Estou há exatos 52 dias em casa, afastada de minhas atividades presenciais na UniFTC Feira de Santana e na Câmara Municipal. Uma questão de precaução, já que faço parte do grupo de risco para o invisível e temido Coronavírus. E, ao contrário do que sente a grande maioria das pessoas que vive situação semelhante, não acho isso ruim, pelo contrário. Afinal, agora eu tenho algo que há muitos anos buscava em minha labuta diária: tempo.
E é exatamente a noção de disponibilidade do tempo, mesmo com tarefas profissionais a serem cumpridas, que tem me levado a rever minha postura diante da vida e das pessoas com quem a divido. Há muito tempo ou há alguns poucos anos. Nesse percurso, até a distância ganhou um novo significado. Nunca tantas ideias foram discutidas com tamanha intensidade entre meus colegas de trabalho e superiores. É isso mesmo, a internet aproxima, mesmo de longe.
Nesse novo formato de trabalho, adotado de forma inevitável por conta do distanciamento social imposto pela pandemia, Feira de Santana está tão próxima de Itabuna e Eunápolis, como de Juazeiro, Petrolina, Conquista, Jequié e Salvador. A cada reunião, estamos juntos na tela do computador. Bem mais perto do que antes. Ficamos mais íntimos também. Compartilhamos textos, lives, postagens, fotos, preocupações, da mesma forma que dividimos aflições pessoais.

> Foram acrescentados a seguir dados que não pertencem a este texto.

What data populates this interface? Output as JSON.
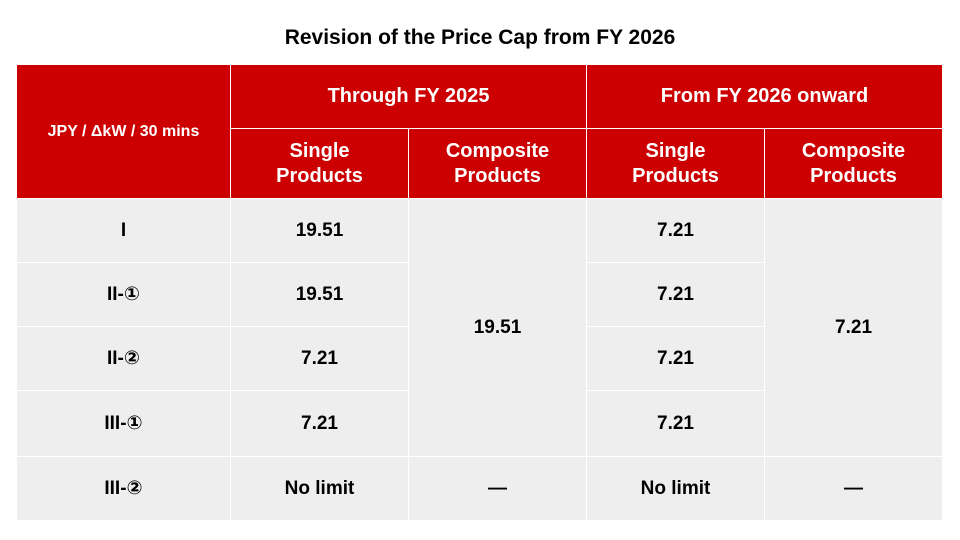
{
  "title": "Revision of the Price Cap from FY 2026",
  "table": {
    "corner": "JPY / ΔkW / 30 mins",
    "groups": [
      "Through FY 2025",
      "From FY 2026 onward"
    ],
    "subheaders": [
      "Single Products",
      "Composite Products"
    ],
    "row_labels": [
      "I",
      "II-①",
      "II-②",
      "III-①",
      "III-②"
    ],
    "through_fy2025": {
      "single": [
        19.51,
        19.51,
        7.21,
        7.21,
        "No limit"
      ],
      "composite": [
        19.51,
        "—"
      ]
    },
    "from_fy2026": {
      "single": [
        7.21,
        7.21,
        7.21,
        7.21,
        "No limit"
      ],
      "composite": [
        7.21,
        "—"
      ]
    }
  }
}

E não é exagero. Em tempos de isolamento, até a morte chega com nova roupagem. Domingo (4/5), acordei com a notícia de que uma boa e velha amiga havia deixado essa dimensão. Maria Mercês Pimenta tinha 87 anos e durante muito tempo estivemos bem próximas. Não nos últimos anos. Falei com dois de seus filhos e uma nora e remexi meus arquivos em busca de fotos para relembrar momentos que não serão mais vividos. E nesse emaranhado de emoções, nada aplacou a falta do abraço em seus familiares, especialmente Cristina, sua parceira de vida, com quem ainda não tive coragem de falar.
Sentimentos parecidos devem ter sido experimentados pelos familiares e amigos do compositor Aldir Blanc e do ator Flávio Migliaccio, que fizeram a viagem definitiva no mesmo dia. Nunca os vi, a não ser por meio da ressonância de suas respectivas obras. Mas senti a dor dos seus como se fosse minha. Mais uma vez a noção de distância se desfez e, ao ler a carta atribuída ao ator comediante, um vazio enorme tomou conta de mim. Realmente, está muito difícil viver nesse mundo podre, com a humanidade infectada por sentimentos mais devastadores do que um vírus mortal.
A saudade é enorme. De todos e de tudo. O que eu quero mesmo é voltar a viver normalmente, sem essa lança apontada para nossa cabeça, vendo o lindo jardim da UniFTC todos os dias. Mas sei que por enquanto e, ao que tudo indica, por muito tempo ainda, isso não será possível. Continuarei vendo meus netos, minha filha e demais pessoas queridas por vídeo chamadas, aproveitando o tempo que estou em casa para cuidar do lugar onde vivo, fazendo do whatsapp um elo com meus amigos e colegas de trabalho. No mais, vou guardar todos os abraços e a saudade.